Because you both knew.
As soon as you left this room, you’d have to go back to pretending.
Go back to being what everyone thought you were.
Go back to holding everything inside until it hurt.
And somehow it felt easier to stay here, lost in this fragile, breaking thing between you, than to go back to lying to yourselves.
You didn’t know who moved first. Maybe it was you.

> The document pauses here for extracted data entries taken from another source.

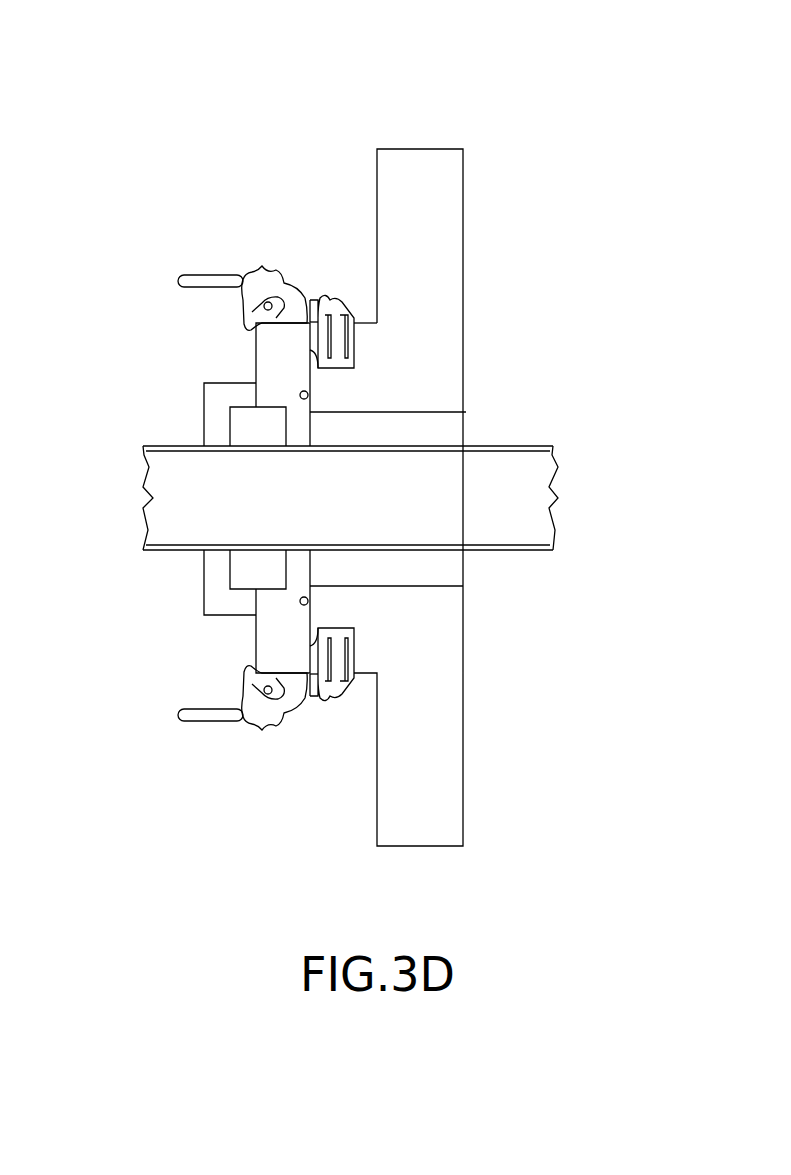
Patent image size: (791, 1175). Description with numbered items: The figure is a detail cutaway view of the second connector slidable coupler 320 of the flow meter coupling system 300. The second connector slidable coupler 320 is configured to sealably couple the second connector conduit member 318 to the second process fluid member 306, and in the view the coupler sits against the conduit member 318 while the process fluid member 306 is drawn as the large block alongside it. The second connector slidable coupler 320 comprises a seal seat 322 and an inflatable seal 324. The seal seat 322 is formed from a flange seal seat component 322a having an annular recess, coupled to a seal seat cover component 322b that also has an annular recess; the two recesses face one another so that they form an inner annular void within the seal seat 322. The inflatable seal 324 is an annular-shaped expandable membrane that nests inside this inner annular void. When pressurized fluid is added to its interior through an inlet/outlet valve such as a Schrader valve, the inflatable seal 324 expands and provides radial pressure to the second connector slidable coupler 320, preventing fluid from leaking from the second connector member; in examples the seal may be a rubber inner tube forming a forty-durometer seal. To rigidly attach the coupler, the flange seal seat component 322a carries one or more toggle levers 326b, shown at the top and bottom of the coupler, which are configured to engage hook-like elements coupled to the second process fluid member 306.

The flow meter coupling system 300 is at (112, 86).
The second process fluid member 306 is at (416, 148).
The second connector conduit member 318 is at (147, 507).
The second connector slidable coupler 320 is at (325, 218).
The seal seat 322 is at (206, 411).
The flange seal seat component 322a is at (265, 338).
The seal seat cover component 322b is at (204, 383).
The inflatable seal 324 is at (243, 577).
The toggle lever 326b is at (222, 717).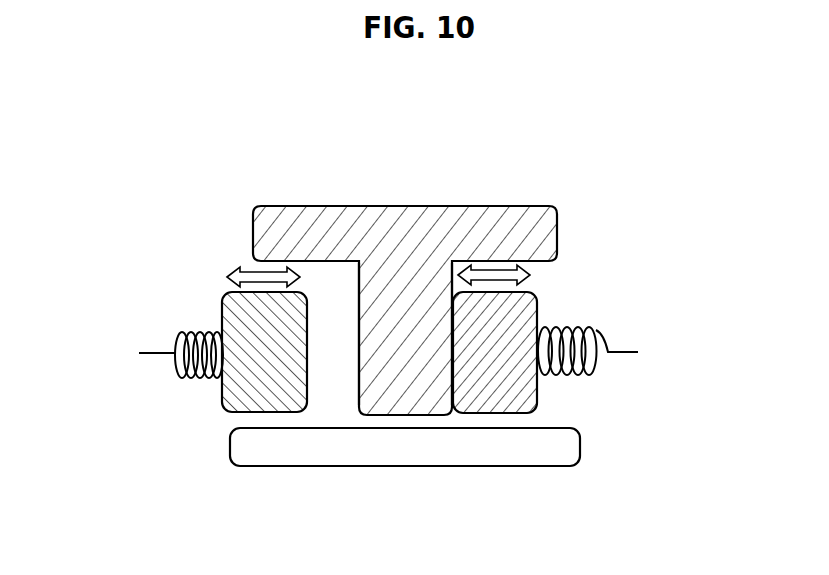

Maybe it was him.
But suddenly his hand was cradling your jaw and you were leaning into him and then—
His lips were on yours.
It wasn’t soft.
It wasn’t careful.
It was desperate, bruising, full of every feeling you’d both buried for years, pouring out all at once because neither of you were brave enough to say it with words.
You gasped into him and he swallowed the sound, deepening the kiss like he couldn’t stand the thought of letting you go, fingers sliding up to tangle in your hair as he pressed closer, closer, until there was no space left between you.
It was messy.
It was aching.
It was everything you were both too scared to admit.
You kissed him back just as desperately, hands fisting in the front of his hoodie — his hoodie— the fabric worn and soft and his, and it made you want to cry.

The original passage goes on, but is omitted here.